Beans On Toast is the stage name of folk singer Jay McAllister from Essex. He’s a mate of Frank Turner, and thus gets to play Wembley supporting Frank and then considerably smaller venues on his own account. (He just played Manchester Gorilla).
A Spanner in the Works opens with an angry rant about 2016. If you don’t agree with McAllister’s politics you may well stop listening here as he sings about “referendums, algorithms, the rise of fascism, return of hooliganism”. Lyrics include “goodbye to Prince, hello to laws that still prevent gay people getting married” and “dinosaurs are not evolving”, as well as a complaint that Farage, Boris and Gove are “self-righteous, self-serving twats telling us we want our country back.”
He also (rightly) has a go at people who “washed your Facebook and think everyone believes the same as you”. He’s so left wing, he has a go at Billy Bragg for copping out of protest songs.
Similarly, Money For War makes the point that there’s always money for war but not for GPs, nurses, the NHS, teachers, people on benefits, the disabled and young mothers.
It’s not all politics: I Can Be That Tree is a touching love song (especially for those of us who planted trees when we got married); The Drum Kit is a ska tune talking about small music venues closing down because neighbours complain about the noise, making the point that all those bands the middle classes are so fond of started off learning their craft in small clubs.
Other songs are more predictable.

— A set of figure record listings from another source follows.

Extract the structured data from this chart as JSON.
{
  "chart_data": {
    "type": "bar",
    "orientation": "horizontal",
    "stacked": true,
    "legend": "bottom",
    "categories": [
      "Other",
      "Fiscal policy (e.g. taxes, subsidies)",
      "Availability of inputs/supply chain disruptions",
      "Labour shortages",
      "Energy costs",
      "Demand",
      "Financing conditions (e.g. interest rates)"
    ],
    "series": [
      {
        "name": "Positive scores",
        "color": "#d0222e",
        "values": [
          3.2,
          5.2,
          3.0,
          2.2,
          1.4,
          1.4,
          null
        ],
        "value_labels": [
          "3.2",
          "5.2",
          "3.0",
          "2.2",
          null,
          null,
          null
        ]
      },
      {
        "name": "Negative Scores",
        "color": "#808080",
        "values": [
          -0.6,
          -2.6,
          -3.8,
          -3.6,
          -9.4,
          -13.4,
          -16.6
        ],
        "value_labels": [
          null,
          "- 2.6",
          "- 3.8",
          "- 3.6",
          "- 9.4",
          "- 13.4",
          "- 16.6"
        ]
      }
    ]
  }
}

It’s Only Natural is about legalising weed and Down The Pub is a playful ditty about putting the world to rights over a pint. Fear Mongering Clap Trap is about global warming and migration, and rhymes “Don’t say nobody warned ya” with “The world is getting warmer”.
Musically, it’s still McAllister’s sing-song Essex vocals over music, though he’s added some electronic instrumentation and mixes jazz, folk, electronica and pop.